How much is one human being worth? If we could somehow break down the chemical composition of a human body we would get enough iron for a nail; enough sugar to fill a sugar bowl; enough fat for seven bars of soap (that may vary from person to person), enough phosphorous for 2,200 match heads, enough potassium to shoot a toy cannon, all mixed in with a little lime, a little magnesium and a little sulfur so that even in today's market a human body is valued at about $3.50.
But what gave the prodigal and his brother their value is that they belonged to someone. They had a father. If I hear that there are 5,000 runaways every day in America that will not cause me to blink an eye. But if I hear that my child is one of them, there is nothing that I will not do to see that they are found.[3]
A prodigal son? Two sons? What is each person worth? My friend who was afraid to come to church? A member of a church angry at God or the pastor because the church has spent money or time or precious resources reaching out to a not so clean, not so perfect, not just right person who happens in off the street? What are these worth?
They are worth Christ on the Cross. They are worth Jesus sacrificing himself to express his love, his concern and his caring for each person his father created.
“This fellow welcomes sinners and eats with them,” said the Pharisees and scribes jealously. He not only ate with them, he also gave his life for their salvation, for their resurrection, for their lives. During Lent we too have opportunities to repent of our anger, our resentments, our jealousies. During Lent and always we too have opportunities to repent of how we may have squandered the inheritance so lovingly accumulated for us by our father in heaven. During Lent and always, we too can sit with our Christ who loves us and wants to heal us and feed us and nurture us back to health and wholeness.
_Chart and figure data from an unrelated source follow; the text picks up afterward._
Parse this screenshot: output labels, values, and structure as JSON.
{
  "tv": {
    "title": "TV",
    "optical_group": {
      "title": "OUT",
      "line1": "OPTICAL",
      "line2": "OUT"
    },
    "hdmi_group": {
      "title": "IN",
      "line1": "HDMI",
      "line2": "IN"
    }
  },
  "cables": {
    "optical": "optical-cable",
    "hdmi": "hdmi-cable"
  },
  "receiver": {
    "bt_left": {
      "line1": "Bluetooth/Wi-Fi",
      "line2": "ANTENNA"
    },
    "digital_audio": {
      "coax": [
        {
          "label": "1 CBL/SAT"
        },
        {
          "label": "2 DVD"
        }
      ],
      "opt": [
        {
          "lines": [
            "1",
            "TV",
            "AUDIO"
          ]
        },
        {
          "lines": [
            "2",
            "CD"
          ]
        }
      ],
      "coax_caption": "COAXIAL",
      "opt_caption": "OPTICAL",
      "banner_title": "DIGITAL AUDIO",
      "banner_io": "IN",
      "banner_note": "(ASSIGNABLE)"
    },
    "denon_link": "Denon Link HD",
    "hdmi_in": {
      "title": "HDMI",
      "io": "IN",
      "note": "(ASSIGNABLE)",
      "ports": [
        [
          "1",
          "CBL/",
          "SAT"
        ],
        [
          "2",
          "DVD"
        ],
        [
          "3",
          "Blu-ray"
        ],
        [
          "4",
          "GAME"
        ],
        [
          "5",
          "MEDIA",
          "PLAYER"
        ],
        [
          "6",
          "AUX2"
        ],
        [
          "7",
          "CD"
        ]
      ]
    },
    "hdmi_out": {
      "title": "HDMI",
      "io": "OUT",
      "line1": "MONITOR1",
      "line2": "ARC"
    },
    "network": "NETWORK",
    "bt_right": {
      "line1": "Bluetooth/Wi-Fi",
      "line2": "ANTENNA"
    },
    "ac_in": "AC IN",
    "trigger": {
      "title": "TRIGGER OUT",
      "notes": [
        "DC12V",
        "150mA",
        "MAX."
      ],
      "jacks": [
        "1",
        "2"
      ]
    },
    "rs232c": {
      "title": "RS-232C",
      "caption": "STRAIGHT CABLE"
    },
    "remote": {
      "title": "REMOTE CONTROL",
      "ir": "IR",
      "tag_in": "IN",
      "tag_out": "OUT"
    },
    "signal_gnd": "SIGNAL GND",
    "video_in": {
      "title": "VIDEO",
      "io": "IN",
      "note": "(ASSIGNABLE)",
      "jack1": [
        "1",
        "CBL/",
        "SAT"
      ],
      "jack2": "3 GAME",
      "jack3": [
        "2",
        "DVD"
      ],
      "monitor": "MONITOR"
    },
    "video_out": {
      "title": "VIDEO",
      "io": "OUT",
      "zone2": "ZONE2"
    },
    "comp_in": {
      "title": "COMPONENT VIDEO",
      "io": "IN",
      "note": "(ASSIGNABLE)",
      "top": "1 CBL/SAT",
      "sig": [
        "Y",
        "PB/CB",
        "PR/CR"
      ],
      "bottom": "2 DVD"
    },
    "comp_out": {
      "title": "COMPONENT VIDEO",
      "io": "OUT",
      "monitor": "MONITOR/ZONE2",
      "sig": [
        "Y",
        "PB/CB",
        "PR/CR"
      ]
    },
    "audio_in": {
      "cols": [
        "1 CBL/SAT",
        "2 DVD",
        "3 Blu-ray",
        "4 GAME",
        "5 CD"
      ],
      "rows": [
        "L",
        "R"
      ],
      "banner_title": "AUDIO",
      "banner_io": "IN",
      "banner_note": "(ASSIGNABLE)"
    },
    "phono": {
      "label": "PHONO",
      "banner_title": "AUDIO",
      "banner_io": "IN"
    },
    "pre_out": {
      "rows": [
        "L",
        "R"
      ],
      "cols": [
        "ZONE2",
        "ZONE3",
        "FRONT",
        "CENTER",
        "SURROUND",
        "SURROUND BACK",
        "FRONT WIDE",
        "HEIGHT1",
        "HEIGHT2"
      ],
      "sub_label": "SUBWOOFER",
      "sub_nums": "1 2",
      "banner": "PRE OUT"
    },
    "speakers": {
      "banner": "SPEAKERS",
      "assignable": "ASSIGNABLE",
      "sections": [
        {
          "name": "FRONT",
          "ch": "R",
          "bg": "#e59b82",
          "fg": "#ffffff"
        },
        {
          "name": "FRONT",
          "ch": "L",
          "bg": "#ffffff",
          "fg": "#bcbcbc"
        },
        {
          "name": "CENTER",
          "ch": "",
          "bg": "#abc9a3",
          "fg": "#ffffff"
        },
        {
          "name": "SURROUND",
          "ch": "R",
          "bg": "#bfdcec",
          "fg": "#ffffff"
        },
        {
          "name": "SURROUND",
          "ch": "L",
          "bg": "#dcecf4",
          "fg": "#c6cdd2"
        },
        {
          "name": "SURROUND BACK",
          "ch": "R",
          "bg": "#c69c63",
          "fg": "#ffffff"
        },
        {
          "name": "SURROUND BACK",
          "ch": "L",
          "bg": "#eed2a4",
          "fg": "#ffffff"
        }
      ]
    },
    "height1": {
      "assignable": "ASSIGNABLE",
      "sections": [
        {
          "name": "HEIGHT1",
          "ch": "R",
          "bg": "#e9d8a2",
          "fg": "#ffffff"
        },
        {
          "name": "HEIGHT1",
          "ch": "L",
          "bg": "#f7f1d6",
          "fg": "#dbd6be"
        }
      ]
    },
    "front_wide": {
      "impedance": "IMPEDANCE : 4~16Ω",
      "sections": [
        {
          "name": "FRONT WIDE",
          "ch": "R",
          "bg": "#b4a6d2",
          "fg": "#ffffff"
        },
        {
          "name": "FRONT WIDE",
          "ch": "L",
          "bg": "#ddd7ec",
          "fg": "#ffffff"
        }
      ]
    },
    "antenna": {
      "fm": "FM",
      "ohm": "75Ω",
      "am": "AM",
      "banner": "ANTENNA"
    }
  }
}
Also during Lent and beyond we have opportunities to invite sinners like ourselves to a table to eat with us. We too have opportunities to forgive our sinful brother, who has squandered what God has given but has returned to seek our loving father. We too have opportunities to repent of our sin and all that separates us from our father’s love and alienates our grieving and lost brothers and sisters from ourselves and perhaps from our God.
I pray that we too, might repent, might return home and find the banquet table of our loving savior God and sit with him, be nurtured by him and transformed by his love.
Amen
[1] “Who Resented The Prodigals Return?” Staff, www.eSermons.com march 2004 , from “eSermons.com illustrations@ministersmail.com: Sermon for March 21, 2004” e-mail to Ara Heghinian, March 16, 2004
[2] F.B.Craddock. Luke: Interpretation - a bible commentary for teaching and preaching. 285. John Knox Press: Louisville, KY. 1990.